With these concerns in mind, this workshop series offers a platform for scholars and practitioners alike to collectively think through, interrogate, and re-imagine the histories, political stakes, and potentialities of decolonization through four axes – Archives, Pedagogies, Aesthetics, and Promises. In this vein, the "now" in our title performs three interrelated tasks. First, it refers to the "now" burgeoning scholarship that illuminate the multidimensional histories of decolonization. Secondly, it throws its weight behind the more polemic calls for "decolonizing" hierarchies and structures of (settler-)colonialism which still endure in the present. And third, we critically ask how we might move forward towards different futures from the horizons of the “now” in which we find ourselves.

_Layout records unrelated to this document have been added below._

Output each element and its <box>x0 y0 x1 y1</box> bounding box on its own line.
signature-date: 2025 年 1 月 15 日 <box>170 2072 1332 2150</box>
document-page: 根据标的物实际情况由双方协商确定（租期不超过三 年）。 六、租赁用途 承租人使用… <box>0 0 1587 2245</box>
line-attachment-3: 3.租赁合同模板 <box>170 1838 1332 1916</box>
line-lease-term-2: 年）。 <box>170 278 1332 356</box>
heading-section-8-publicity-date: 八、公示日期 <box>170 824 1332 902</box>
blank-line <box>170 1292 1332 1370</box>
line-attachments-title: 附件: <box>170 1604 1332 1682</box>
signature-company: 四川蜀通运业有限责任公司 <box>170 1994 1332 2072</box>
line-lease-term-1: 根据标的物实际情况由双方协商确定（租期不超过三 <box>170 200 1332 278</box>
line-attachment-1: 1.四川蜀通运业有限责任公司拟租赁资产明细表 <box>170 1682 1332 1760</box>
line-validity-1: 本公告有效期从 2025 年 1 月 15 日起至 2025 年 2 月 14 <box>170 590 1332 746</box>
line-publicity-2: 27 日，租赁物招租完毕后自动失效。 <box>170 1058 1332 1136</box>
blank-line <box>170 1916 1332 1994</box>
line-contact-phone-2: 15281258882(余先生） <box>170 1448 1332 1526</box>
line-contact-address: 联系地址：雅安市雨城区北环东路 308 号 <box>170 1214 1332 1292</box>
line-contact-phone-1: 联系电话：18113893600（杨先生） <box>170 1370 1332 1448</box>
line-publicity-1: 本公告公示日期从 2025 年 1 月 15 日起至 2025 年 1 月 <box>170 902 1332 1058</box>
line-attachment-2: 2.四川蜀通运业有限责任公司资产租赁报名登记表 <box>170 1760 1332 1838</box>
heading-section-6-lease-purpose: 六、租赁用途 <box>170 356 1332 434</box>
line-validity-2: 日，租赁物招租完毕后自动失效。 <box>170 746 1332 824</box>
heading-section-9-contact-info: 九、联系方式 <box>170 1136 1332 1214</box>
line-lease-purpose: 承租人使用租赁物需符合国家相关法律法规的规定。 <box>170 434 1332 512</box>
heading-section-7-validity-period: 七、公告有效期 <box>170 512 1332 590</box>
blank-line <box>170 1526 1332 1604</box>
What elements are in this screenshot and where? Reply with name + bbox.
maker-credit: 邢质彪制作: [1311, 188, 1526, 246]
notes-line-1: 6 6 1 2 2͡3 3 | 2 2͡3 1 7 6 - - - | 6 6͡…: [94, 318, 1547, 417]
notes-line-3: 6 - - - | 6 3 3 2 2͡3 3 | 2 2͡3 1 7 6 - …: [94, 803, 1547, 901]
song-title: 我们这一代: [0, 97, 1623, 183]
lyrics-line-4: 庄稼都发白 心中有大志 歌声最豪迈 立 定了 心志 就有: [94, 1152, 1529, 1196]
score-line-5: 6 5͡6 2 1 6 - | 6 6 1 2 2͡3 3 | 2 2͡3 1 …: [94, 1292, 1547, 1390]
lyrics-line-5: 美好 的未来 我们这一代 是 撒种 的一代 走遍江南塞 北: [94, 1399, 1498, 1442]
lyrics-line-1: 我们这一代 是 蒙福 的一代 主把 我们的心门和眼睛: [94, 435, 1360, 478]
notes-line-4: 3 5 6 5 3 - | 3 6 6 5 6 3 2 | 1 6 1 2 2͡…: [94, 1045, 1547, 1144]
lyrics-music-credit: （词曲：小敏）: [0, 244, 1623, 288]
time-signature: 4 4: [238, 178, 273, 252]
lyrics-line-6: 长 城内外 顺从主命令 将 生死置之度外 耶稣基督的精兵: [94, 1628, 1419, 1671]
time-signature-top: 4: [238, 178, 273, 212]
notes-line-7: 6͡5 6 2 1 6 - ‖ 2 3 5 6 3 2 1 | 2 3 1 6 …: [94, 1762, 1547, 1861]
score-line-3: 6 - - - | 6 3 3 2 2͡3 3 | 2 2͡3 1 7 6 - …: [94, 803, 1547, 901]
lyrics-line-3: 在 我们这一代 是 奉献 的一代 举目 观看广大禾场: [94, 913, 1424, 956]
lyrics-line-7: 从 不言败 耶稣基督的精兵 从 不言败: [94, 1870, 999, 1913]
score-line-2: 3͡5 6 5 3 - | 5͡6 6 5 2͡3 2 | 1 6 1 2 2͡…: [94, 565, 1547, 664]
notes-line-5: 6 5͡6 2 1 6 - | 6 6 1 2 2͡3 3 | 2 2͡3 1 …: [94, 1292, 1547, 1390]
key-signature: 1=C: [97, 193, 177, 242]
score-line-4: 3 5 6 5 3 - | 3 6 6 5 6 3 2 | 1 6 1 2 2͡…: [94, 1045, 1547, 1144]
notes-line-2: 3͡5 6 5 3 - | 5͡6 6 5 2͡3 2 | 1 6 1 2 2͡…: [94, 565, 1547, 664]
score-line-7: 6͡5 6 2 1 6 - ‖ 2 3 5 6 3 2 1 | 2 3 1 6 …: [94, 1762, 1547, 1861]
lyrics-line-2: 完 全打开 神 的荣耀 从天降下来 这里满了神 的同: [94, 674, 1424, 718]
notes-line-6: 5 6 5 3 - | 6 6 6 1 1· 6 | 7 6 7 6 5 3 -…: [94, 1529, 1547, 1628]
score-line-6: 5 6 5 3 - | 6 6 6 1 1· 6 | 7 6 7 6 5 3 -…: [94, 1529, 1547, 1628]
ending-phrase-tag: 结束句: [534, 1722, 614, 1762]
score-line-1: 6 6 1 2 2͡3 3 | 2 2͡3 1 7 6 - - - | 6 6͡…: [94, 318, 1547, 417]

Based at the Geneva Graduate Institute of International and Development Studies (IHEID), each workshop will last for two days and welcome senior and junior scholars as well as practitioners from outside the academy. We envision these workshops to bring together a small number of participants with the aim of fostering an intimate and collegial atmosphere of intellectual exchange and encounter. Recognizing the pressures of academic life and constraints posed by disciplinary boundaries, we invite submissions that are either in process, exploratory, or multi-genre. We thus encourage participants from various disciplines to submit their contributions in a variety of forms, including textual (working paper, dissertation chapter), visual (poster, collage), oral (podcast, interview), and so on.
In terms of output, we aim to collaborate with participants on creatively giving shape to the workshops’ aspirations. This will include curating a living archive via this website that will bring together the various contributions and discussions (currently under construction). In the longer term, we intend to publish the workshops’ findings in a special issue.